We've had to get used to hearing really stupid things from right-wing doctors elected to Congress. Whether it's Paul Braun claiming science comes from the pit of hell, Rand and Ron Paul being, well, Paulian, Tom Coburn denying climate change... The list is longer and more shameful. Speaking as a physician, it's embarrassing. But this has to be the stupidest thing I've ever heard from a teabagging elected M.D.:
"Watch a sonogram of a 15-week baby, and they have movements that are purposeful," said Burgess, a former obstetrician-gynecologist. "They stroke their face. If they're a male baby, they may have their hand between their legs. If they feel pleasure, why is it so hard to believe that they could feel pain?"
Now, granted, it's impossible to know for sure what goes on in a hemi-demi-formed 15-week-old brain. But it's not that hard to extrapolate based on actual demonstrable neural pathways, as scientists have done. Applying the word "purposeful" to what are surely, at that stage of development, random movements is pretty much of a stretch. Self-pleasure? Really? It's there at 15 weeks, and then disappears? I mean, has anyone seen a newborn boy deliberately play with himself? Get an erection, sure. It happens. But how long before any newborn can complete any purposeful reaching, let alone give himself a handjob? What unmitigated dumb.

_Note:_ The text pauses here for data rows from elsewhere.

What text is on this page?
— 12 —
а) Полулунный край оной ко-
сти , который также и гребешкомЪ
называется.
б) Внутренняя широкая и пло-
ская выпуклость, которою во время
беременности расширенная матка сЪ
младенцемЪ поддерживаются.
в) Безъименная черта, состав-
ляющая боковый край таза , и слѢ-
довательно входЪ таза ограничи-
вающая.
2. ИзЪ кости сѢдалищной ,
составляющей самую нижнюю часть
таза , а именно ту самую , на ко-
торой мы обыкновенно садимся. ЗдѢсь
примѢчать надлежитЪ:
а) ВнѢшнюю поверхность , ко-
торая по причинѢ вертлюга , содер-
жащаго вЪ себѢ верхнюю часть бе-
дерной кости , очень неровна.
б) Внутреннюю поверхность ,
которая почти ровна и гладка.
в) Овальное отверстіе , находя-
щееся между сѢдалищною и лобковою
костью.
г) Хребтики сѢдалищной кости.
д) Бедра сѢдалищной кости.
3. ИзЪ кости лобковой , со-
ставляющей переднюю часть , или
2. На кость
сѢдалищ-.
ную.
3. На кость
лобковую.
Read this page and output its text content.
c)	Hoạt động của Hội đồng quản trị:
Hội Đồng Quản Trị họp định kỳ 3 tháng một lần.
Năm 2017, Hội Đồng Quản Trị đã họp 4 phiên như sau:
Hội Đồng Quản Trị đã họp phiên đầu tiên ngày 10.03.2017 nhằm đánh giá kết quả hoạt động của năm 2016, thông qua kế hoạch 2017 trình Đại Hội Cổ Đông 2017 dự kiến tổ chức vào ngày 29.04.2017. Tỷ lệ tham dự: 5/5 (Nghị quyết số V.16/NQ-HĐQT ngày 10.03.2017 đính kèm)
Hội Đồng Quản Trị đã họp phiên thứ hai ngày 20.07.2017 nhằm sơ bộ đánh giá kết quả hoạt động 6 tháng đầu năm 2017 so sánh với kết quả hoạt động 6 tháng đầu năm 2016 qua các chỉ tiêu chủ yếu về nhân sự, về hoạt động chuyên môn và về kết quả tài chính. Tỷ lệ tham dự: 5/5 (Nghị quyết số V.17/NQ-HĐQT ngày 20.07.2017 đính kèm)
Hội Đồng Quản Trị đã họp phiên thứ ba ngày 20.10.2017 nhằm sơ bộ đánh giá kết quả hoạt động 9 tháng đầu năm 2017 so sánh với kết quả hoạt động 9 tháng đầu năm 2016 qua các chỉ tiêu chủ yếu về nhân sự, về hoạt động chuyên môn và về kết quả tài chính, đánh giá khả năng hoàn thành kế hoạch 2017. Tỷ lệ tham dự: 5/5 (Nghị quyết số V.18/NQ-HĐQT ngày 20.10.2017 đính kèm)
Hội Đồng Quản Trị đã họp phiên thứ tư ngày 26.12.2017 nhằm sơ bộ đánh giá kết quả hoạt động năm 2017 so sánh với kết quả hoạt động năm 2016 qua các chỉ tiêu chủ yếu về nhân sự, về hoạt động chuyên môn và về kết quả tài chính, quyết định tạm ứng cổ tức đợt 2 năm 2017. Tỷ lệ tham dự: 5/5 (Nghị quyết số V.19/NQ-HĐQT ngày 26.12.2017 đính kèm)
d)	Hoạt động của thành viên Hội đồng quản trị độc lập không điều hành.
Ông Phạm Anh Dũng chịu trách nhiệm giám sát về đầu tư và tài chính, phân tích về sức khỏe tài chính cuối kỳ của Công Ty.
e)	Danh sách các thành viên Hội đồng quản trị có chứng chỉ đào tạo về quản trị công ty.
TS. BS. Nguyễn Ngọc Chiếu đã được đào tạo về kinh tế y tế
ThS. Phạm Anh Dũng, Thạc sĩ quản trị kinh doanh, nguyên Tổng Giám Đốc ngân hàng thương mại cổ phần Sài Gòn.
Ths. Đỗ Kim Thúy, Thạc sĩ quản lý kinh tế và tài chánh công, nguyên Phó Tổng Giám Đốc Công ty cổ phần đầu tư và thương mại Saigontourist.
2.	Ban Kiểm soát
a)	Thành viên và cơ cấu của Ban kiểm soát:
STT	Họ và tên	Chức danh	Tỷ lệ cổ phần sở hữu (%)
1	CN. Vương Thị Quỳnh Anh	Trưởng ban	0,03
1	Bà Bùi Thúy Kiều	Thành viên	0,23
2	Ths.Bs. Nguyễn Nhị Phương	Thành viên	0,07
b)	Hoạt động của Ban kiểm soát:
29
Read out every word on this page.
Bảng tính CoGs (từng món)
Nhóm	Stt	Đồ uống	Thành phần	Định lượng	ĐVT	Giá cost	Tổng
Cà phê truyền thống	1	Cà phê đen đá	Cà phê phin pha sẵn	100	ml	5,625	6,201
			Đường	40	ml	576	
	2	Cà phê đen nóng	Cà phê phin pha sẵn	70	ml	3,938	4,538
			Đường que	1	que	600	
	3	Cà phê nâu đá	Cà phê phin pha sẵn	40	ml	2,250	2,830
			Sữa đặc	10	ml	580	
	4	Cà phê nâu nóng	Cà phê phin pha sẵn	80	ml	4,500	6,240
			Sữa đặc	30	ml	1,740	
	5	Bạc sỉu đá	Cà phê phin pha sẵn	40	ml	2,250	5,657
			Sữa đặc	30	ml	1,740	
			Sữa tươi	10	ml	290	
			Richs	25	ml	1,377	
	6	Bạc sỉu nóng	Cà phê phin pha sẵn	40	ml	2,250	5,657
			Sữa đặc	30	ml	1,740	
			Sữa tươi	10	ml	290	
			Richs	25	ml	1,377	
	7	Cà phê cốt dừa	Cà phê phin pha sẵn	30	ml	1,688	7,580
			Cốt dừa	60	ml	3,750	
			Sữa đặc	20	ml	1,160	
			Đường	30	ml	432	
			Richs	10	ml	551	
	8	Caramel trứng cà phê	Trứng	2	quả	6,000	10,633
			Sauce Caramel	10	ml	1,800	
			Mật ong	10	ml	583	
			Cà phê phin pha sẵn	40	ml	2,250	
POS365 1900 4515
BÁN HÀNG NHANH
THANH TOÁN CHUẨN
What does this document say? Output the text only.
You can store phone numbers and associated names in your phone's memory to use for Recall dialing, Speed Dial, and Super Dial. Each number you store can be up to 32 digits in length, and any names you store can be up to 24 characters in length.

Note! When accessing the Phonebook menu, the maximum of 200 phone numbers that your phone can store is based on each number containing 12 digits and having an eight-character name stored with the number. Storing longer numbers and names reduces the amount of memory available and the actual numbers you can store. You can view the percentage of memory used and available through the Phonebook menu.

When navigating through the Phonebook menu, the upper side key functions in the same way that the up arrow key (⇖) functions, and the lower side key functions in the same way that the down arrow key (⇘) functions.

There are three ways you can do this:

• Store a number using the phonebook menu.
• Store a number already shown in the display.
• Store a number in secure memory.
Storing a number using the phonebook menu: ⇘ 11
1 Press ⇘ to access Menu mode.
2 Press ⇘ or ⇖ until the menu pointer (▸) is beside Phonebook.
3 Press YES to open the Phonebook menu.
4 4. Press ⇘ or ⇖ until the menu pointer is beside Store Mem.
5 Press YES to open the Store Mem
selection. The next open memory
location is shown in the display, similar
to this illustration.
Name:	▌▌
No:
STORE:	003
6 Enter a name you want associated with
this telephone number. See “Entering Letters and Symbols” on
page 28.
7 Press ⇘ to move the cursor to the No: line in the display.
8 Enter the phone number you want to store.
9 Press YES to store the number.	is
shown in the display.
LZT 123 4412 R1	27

The guy was an obstetrician, ferchrissakes.
These are not normal people. Seriously. I get that people are against abortion, and I see it as a religious position of consistency, and I'd never consider trying to argue against those religious beliefs. (Although it's always been of interest that so many of those who see the life of a blastocyst as equivalent to that of a child are able, somehow, to reconcile that with refusing to pay for food, health care, education, or anything else that suggests valuing life past the moment of birth. And, to be clear, I have most certainly argued that there's a difference between a cluster of cells and a fully-formed baby. But that's also a point of view, subject to religious-based differences of opinion. Still, the imposing of one's religious beliefs on another is just that: imposing.) But to make such patently ridiculous arguments, pretending that it's not a religious argument at all, that not only fly in the face of common sense and observable behavior of infants, but rejects what's known, scientifically (that thing from hell), about fetal neurodevelopment? Who are they trying to kid? Well, of course: these people. Ducks in a barrel.
Same, of course, with the contention that fetuses at that age are capable of feeling pain. Who knows for sure? But what's more likely, actual sensation of pain in a primitive brain, essentially comatose, lacking mature connections between it and the extremities; or the equivalent of spinal cord reflexes, jerking when touched? Like a rubber hammer on your patellar tendon. Has it ever hurt? And yet, did you jerk? C'mon.
My god. This is the best teabaggRs have to offer?